RM: One very important project that I have been engaged with at the university has been the Kumbh Mela project, which involved six different schools at the university coming together. When we formulated the project, which I did with Diana Eck, a teacher in the School of Religion, we did it because of our own interest. She teaches Hinduism and Pluralism and I was interested in this notion of the kinetic city and the idea of ephemeral urbanism, so the initial collaboration was like a dream come true. In retrospect, the reason we all got a lot out of the project was that it is a completely out of box phenomenon where a mega city is built for use for only 55 days! When we started, we didn't frame it like that, but once we arrived at the venue and started our study, we realised students from religion studies, the arts and sciences, design, engineering, business, and public health - were all flummoxed. And nobody knew how to understand, map and capture this urban system. They had to collaborate - depend on the different disciplines and work together. So, we actually transgressed each other’s space, because we needed to do that in order to productively comprehend what this ephemeral mega city was all about! So those are the kind of questions we should be asking, and I think climate change is another situation which would benefit from this approach. Public health is another issue that should not be in the domain of a single discipline or profession. I think with the contemporary complexities we are grappling with, and the shifts of the demography that we are experiencing, in the future, collaborative thinking is going to be critical. And defining the problem becomes a critical starting point - the research question becomes crucial.

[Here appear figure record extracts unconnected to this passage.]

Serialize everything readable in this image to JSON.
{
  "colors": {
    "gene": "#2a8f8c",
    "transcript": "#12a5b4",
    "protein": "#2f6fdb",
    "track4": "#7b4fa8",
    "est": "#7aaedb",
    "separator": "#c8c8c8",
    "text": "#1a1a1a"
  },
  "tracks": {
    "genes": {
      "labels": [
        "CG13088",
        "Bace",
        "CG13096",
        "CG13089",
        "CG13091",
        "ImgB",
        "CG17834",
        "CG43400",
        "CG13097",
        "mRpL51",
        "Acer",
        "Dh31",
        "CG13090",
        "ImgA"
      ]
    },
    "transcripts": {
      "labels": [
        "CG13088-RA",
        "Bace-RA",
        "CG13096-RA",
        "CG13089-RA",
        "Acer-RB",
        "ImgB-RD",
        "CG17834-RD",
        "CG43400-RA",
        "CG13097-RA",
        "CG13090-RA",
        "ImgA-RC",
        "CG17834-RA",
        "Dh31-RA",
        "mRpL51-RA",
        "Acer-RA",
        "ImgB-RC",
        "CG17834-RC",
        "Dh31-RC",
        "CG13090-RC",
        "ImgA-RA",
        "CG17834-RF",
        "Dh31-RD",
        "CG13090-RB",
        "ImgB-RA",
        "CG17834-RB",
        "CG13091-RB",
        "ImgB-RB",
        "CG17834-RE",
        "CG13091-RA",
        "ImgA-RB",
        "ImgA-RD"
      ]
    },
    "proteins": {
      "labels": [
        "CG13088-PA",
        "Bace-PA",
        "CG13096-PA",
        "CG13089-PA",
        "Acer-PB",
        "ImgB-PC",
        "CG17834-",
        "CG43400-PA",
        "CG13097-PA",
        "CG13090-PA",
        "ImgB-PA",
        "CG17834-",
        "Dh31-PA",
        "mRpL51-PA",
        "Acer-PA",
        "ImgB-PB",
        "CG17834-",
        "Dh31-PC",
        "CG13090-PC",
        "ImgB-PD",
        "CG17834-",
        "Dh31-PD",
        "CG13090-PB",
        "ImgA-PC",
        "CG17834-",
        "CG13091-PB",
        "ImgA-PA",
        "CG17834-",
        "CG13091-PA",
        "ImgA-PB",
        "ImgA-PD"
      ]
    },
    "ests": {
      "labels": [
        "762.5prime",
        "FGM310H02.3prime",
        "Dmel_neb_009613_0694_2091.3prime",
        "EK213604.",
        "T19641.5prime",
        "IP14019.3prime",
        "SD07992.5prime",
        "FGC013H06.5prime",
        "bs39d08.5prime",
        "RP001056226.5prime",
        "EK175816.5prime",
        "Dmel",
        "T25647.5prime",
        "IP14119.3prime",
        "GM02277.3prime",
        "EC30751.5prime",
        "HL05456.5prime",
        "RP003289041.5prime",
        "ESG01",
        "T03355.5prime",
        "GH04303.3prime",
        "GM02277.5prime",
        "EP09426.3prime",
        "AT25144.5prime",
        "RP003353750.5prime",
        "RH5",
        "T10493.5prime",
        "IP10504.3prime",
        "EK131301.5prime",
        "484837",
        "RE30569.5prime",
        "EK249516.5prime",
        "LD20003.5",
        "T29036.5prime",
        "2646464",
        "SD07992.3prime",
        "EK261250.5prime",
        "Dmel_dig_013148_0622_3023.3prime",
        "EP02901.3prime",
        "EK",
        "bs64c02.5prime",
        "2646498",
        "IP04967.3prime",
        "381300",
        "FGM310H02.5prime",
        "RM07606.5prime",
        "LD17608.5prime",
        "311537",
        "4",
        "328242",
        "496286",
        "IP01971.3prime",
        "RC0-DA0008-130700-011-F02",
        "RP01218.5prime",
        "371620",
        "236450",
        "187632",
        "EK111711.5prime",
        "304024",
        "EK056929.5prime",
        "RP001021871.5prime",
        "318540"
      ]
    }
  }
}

DS: As we conclude our conversation, any parting thoughts on the confluence of theory, research and practice, as an educator and now as Chair of the department?

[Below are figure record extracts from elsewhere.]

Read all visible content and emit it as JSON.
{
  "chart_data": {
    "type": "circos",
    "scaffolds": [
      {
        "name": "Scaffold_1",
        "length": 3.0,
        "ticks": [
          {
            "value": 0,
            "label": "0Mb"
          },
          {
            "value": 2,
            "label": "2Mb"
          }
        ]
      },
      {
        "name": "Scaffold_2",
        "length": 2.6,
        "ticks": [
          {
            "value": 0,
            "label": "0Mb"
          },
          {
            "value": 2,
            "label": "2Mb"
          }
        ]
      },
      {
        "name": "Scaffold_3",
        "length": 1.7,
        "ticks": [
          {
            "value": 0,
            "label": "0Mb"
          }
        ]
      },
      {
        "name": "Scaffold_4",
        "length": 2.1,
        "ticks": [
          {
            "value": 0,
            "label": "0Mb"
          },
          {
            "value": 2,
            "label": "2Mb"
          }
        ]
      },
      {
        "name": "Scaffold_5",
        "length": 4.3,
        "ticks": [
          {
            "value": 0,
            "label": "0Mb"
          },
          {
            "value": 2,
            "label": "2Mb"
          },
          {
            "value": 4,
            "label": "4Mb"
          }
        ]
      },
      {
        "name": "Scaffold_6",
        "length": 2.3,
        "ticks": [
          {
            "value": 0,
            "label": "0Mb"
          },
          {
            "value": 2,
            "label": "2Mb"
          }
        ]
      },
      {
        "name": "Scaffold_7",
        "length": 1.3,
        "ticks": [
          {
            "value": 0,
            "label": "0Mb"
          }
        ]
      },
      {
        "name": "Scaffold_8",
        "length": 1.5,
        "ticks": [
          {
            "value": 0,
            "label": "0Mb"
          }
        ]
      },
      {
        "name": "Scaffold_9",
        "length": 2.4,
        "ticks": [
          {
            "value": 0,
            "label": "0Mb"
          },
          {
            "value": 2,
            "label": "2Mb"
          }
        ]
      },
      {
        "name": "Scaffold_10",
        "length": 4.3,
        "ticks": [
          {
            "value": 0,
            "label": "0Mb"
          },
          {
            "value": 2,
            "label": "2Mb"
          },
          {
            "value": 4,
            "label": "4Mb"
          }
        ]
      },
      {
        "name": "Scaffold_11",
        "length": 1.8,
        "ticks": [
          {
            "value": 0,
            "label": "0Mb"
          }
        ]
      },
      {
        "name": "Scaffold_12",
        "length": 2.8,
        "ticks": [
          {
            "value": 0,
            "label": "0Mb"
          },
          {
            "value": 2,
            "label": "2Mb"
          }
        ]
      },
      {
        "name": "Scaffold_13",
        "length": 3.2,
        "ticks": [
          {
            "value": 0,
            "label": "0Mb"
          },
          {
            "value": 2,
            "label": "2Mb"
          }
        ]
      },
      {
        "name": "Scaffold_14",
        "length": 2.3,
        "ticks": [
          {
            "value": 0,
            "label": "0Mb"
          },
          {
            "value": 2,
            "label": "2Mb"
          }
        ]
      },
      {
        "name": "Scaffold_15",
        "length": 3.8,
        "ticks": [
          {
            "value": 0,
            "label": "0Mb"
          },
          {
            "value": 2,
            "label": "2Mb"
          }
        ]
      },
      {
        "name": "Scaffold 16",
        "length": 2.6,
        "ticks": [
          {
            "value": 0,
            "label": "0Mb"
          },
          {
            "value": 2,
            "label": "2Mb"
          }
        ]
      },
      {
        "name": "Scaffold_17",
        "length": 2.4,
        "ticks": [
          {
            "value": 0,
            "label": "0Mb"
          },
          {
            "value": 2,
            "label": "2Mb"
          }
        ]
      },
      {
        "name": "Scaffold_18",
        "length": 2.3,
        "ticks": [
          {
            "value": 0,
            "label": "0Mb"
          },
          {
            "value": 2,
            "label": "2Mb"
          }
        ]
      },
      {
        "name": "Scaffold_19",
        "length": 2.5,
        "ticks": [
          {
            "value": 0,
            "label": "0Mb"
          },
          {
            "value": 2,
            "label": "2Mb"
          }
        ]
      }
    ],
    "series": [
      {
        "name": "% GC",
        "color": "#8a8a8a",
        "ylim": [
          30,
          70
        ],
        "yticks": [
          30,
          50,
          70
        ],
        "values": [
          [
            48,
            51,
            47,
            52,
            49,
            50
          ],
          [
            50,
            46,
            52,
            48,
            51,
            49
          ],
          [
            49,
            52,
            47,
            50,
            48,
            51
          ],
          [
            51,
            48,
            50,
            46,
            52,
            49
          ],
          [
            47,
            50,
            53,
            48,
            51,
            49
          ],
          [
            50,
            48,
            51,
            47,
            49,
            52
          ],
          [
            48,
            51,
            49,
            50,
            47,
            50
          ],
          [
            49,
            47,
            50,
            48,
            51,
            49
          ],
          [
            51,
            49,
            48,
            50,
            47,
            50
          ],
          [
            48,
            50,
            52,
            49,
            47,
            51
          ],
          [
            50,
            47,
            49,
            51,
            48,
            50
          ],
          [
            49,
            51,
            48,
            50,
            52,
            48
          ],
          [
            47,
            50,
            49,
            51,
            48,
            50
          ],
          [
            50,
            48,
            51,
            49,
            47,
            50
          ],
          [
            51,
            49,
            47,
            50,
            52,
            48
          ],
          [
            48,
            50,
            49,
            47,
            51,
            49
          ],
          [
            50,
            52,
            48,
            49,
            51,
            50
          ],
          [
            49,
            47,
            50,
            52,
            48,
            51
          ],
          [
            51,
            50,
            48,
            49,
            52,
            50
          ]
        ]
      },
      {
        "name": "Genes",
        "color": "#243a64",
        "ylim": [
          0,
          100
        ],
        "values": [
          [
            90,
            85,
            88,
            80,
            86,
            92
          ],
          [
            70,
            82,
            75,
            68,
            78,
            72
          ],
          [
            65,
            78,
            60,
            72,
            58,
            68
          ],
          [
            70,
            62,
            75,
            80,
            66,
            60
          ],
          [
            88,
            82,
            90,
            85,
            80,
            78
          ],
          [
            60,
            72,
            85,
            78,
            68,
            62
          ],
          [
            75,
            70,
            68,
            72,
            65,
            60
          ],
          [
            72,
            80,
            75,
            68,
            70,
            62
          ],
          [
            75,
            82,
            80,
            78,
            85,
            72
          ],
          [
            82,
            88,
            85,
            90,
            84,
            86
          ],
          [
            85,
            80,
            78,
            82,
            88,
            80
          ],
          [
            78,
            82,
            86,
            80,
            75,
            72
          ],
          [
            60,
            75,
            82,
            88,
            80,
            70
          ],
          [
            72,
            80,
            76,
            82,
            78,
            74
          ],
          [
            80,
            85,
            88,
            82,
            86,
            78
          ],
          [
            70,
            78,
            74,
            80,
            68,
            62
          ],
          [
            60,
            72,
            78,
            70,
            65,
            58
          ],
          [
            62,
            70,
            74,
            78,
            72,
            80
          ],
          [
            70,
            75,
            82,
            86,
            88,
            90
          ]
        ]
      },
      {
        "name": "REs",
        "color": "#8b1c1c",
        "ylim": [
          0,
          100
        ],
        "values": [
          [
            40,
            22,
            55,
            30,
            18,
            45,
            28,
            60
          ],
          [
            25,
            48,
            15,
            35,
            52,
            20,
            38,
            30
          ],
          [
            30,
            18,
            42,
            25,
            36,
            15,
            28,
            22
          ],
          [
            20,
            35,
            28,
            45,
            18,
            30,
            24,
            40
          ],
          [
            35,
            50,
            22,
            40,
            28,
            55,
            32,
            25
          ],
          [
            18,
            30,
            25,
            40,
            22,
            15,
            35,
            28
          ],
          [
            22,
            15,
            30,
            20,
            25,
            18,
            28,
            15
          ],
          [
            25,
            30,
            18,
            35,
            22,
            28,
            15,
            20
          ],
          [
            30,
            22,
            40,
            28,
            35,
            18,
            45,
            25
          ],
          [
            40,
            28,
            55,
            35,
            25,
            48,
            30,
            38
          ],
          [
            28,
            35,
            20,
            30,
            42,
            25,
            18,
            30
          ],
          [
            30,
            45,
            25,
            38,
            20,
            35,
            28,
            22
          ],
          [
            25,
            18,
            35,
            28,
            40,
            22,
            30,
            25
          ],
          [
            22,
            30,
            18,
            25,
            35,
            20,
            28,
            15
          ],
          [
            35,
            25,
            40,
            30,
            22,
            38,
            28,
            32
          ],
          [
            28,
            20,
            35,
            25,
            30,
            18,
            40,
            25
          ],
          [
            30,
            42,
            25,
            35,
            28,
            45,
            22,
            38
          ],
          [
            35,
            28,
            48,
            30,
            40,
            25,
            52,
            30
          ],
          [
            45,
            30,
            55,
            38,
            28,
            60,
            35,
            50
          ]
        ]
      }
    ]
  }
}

RM: Why is theory important, why do people not actually relate to theory very much and a lot of practitioners have no patience with theory? Theory is about reflecting on what is happening on the ground right now. In India, even America, what a lot of schools are doing is that they are teaching urban theory that comes out of reflecting on what was happening in the industrialising west in the last century! Right now, theory should be coming out of India, China Brazil. It is one of the reasons why I was motivated to write something like Kinetic City, or being inspired to map the ephemeral megacity like Kumbh Mela. These are happening on the ground now and would provide us better feedback loops in creating a theoretical framework from which we can look at our problems. Theory is a framework by which we can look at problems on the ground, theory is meant for practitioners. Theory is not meant just to be in rarefied environments in academia. Good relevant theory is what guides practitioners and it comes out of reflecting on what is happening on the ground. Theory like identity and culture is an evolving category, it is not a found category. This should be the critical role of the academic, when we are training practitioners - exposing them to theoretical frameworks that allow them to reflect on problems on the ground. For me, in reflection, whether it was the UDRI and now the AF, the greatest gain and advantage of these being so closely related to the practice was, it made me personally and I hope people in the studio , continuously reflect on the principles we choose to work with. What one chooses to engage with, the way we deal with solving a problem and the way we situated ourselves in the world of practice, stems from this synergy.